DOE’s proposal, if adopted, would be a significant benefit to manufacturers that could have innovative products that don’t fit neatly into DOE test procedures and therefore need waiver relief.  Interested parties should take advantage of this opportunity to weigh in.

* * * *

For more information regarding Harris, Wiltshire & Grannis LLP’s energy practice, please contact Scott Blake Harris at +1 (202) 730-1330 or by e-mail at sbharris@hwglaw.com; Sam Walsh at +1 (202) 730-1306, or by email at swalsh@hwglaw.com; Stephanie Weiner at +1 (202) 730-1344, or by email at sweiner@hwglaw.com; or John A. Hodges at +1 (202) 730-1326 or by e-mail at jhodges@hwglaw.com.

This advisory is not intended to convey legal advice. It is circulated to our clients and others as a convenience and is not intended to reflect or create an attorney-client relationship as to its subject matter.


[1]     10 C.F.R. pts. 429-31. 

[2]      DOE, Office of Energy Efficiency and Renewable Energy, Test Procedure Interim Waiver Process, Notice of proposed rulemaking, request for comment, 84 Fed. Reg. 18414 (May 1, 2019).
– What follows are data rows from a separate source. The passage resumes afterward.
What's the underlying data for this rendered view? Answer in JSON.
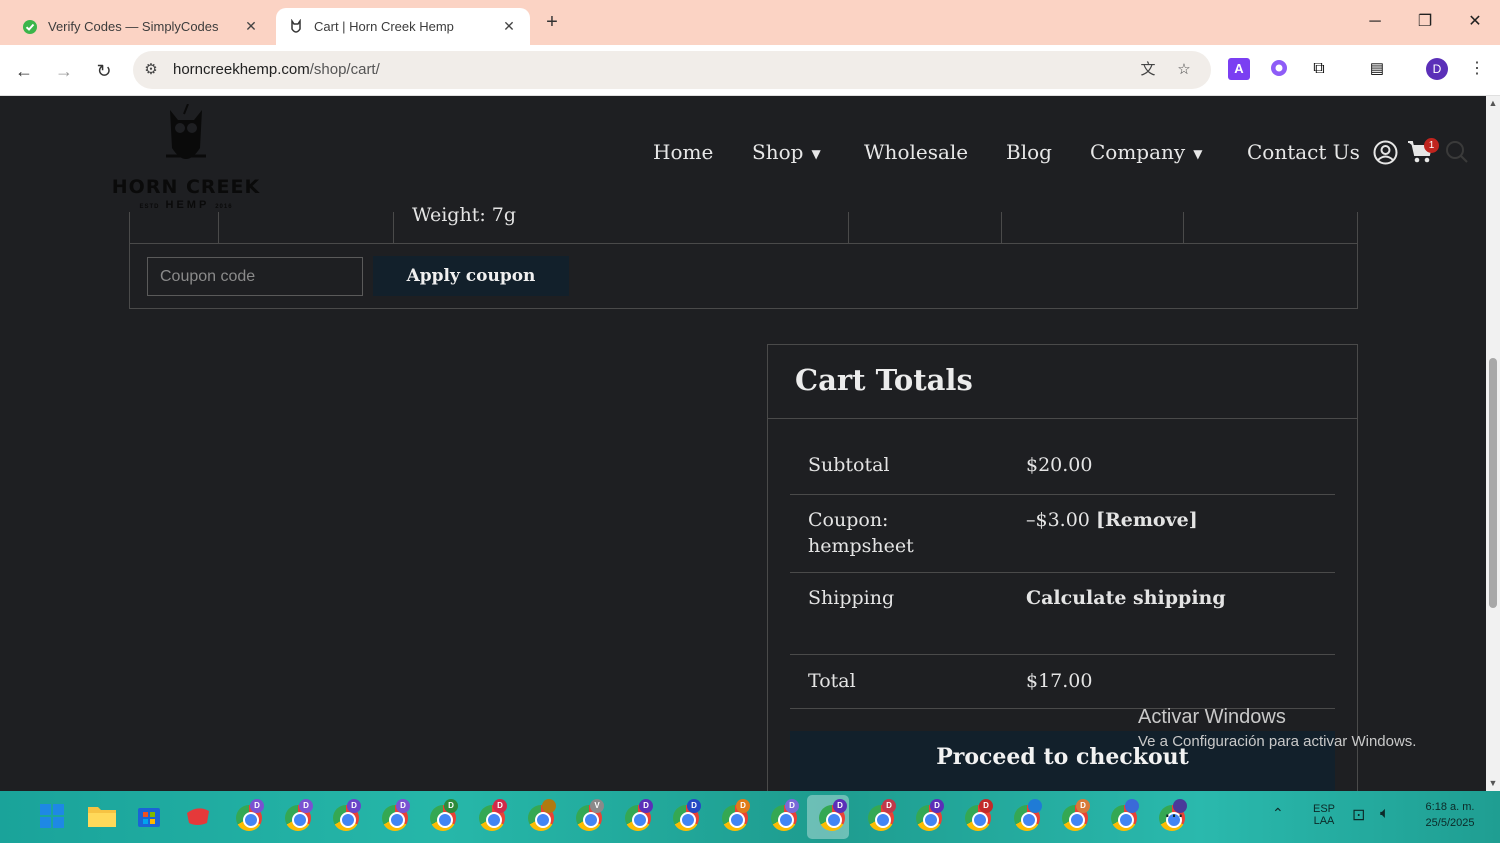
{
  "browser": {
    "tabs": [
      {
        "title": "Verify Codes — SimplyCodes",
        "active": false
      },
      {
        "title": "Cart | Horn Creek Hemp",
        "active": true
      }
    ],
    "url": {
      "host": "horncreekhemp.com",
      "path": "/shop/cart/"
    },
    "profile_initial": "D",
    "extension_letter": "A"
  },
  "header": {
    "logo": {
      "brand": "HORN CREEK",
      "sub": "HEMP",
      "estd": "ESTD",
      "year": "2016"
    },
    "nav": {
      "home": "Home",
      "shop": "Shop",
      "wholesale": "Wholesale",
      "blog": "Blog",
      "company": "Company",
      "contact": "Contact Us"
    },
    "cart_count": "1"
  },
  "cart": {
    "weight_line": "Weight: 7g",
    "coupon_placeholder": "Coupon code",
    "apply_coupon": "Apply coupon"
  },
  "totals": {
    "heading": "Cart Totals",
    "subtotal_label": "Subtotal",
    "subtotal_value": "$20.00",
    "coupon_label": "Coupon:",
    "coupon_code": "hempsheet",
    "coupon_value": "–$3.00",
    "coupon_remove": "[Remove]",
    "shipping_label": "Shipping",
    "shipping_value": "Calculate shipping",
    "total_label": "Total",
    "total_value": "$17.00",
    "checkout": "Proceed to checkout"
  },
  "watermark": {
    "title": "Activar Windows",
    "subtitle": "Ve a Configuración para activar Windows."
  },
  "taskbar": {
    "language": "ESP",
    "layout": "LAA",
    "time": "6:18 a. m.",
    "date": "25/5/2025",
    "chrome_profiles": [
      "D",
      "D",
      "D",
      "D",
      "D",
      "D",
      "",
      "V",
      "D",
      "D",
      "D",
      "D",
      "D",
      "D",
      "D",
      "D",
      "",
      "D",
      "",
      ""
    ]
  },
  "colors": {
    "tabstrip": "#fbd3c4",
    "page_bg": "#1e1f22",
    "button_bg": "#12202b",
    "badge_red": "#c0241e",
    "profile_purple": "#5b2fb8"
  }
}
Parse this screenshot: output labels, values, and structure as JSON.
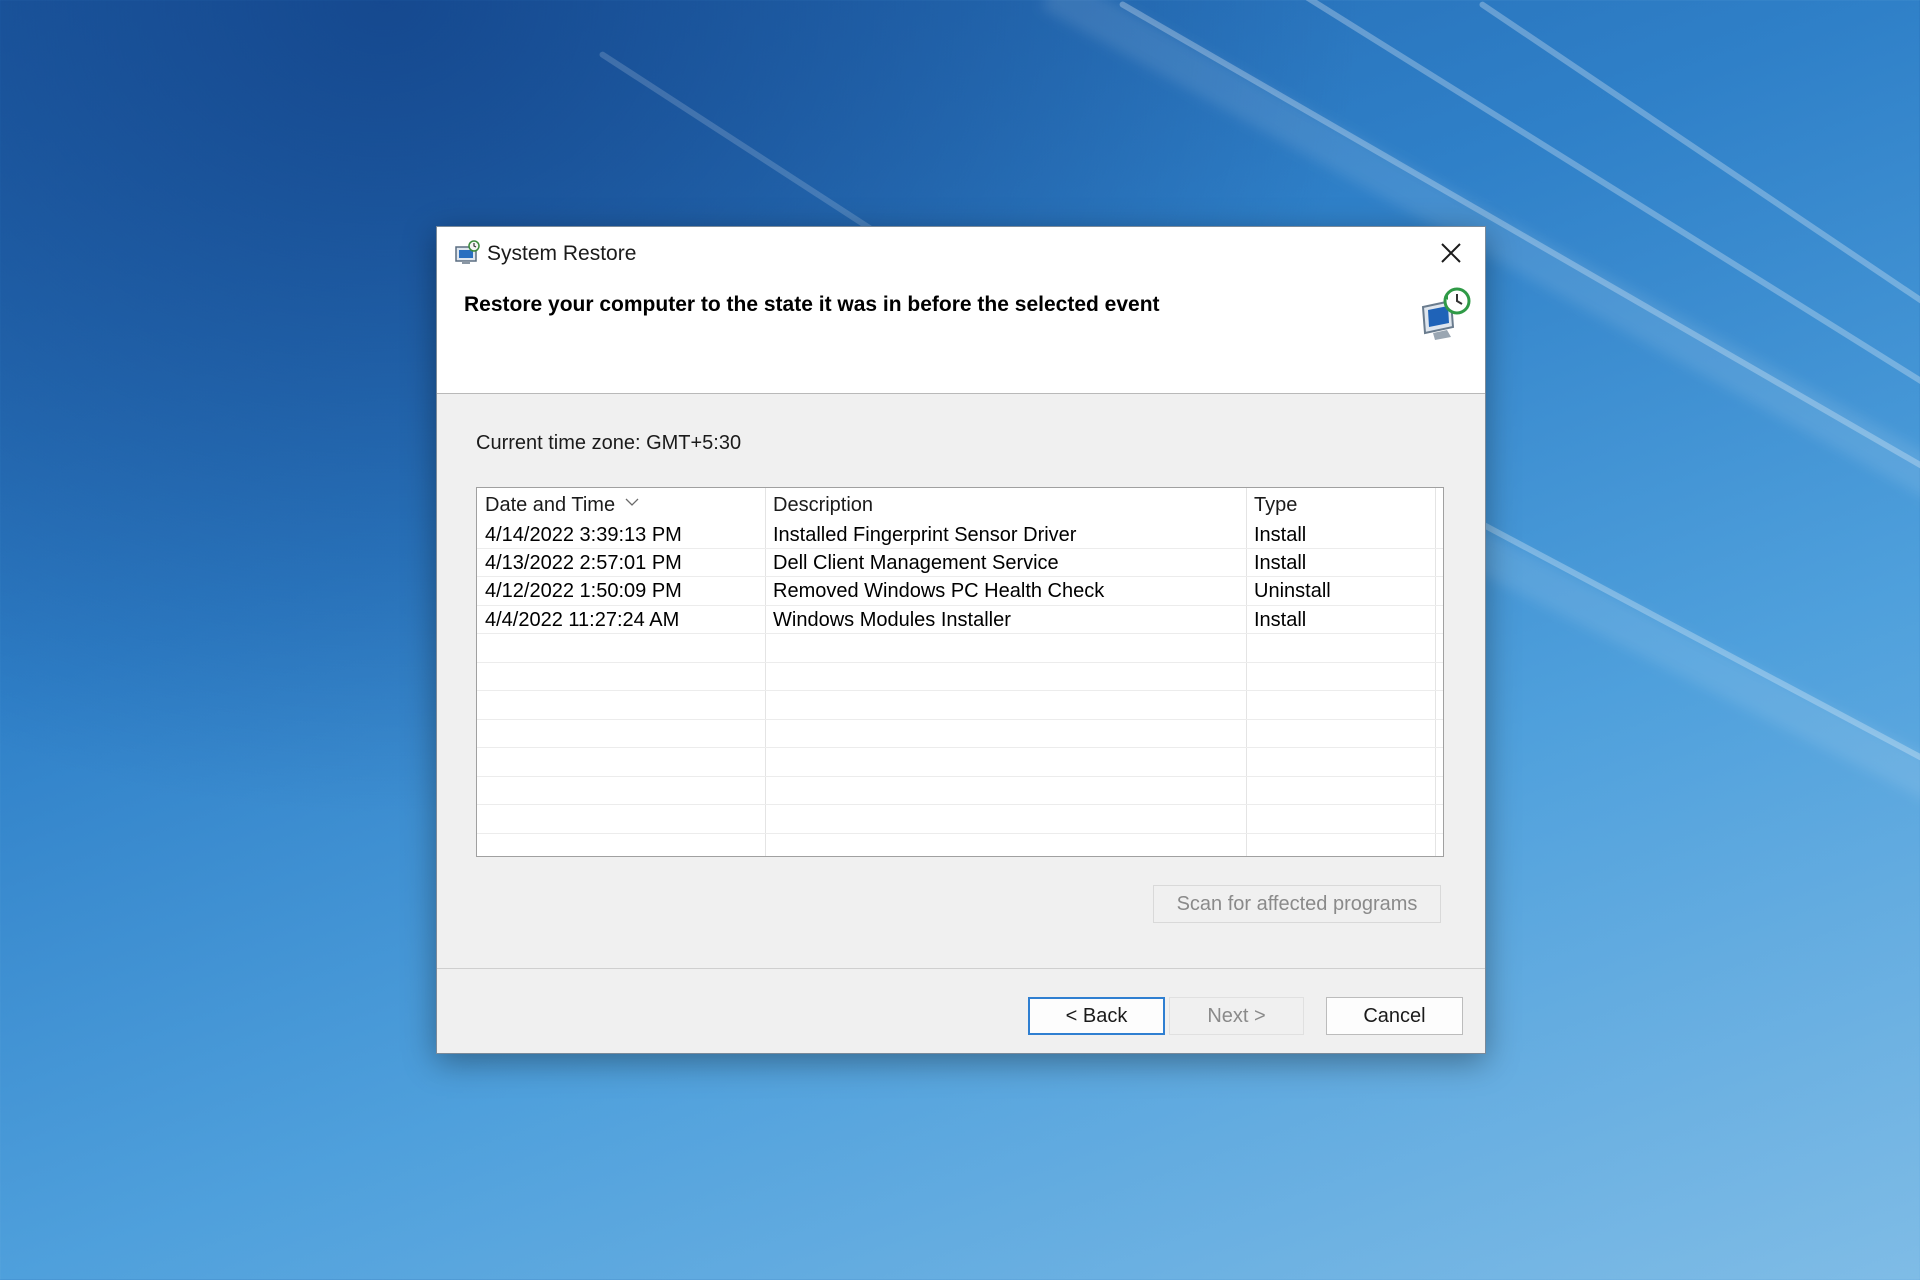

[3]      42 U.S.C. § 6291 et seq.  This includes test procedures’ roles in making efficiency representations, labeling, certifying compliance with efficiency standards, and enforcement.

[4]      10 C.F.R. §§ 430.27 (consumer products), 431.401 (commercial and industrial equipment).  A petition for waiver would be appropriate where a product has a characteristic that either prevents testing pursuant to the DOE test procedure, or the test procedure may evaluate the product in a way so unrepresentative of its true energy consumption characteristics as to provide materially inaccurate comparative data.  In such circumstances, DOE may provide a waiver of the DOE test procedure and impose an alternative test procedure for the product until the agency changes its rules to address the product.

[5]      Id. §§ 430.27(e)(2), 431.401(e)(2).

[6]      Id. §§ 430.27(e)(1), 431.401(e)(1). 

[7]      DOE, Enforcement Policy Statement – Pending Test Procedure Waiver Applications (issued: Dec. 23, 2010; re-issued: April 5, 2017).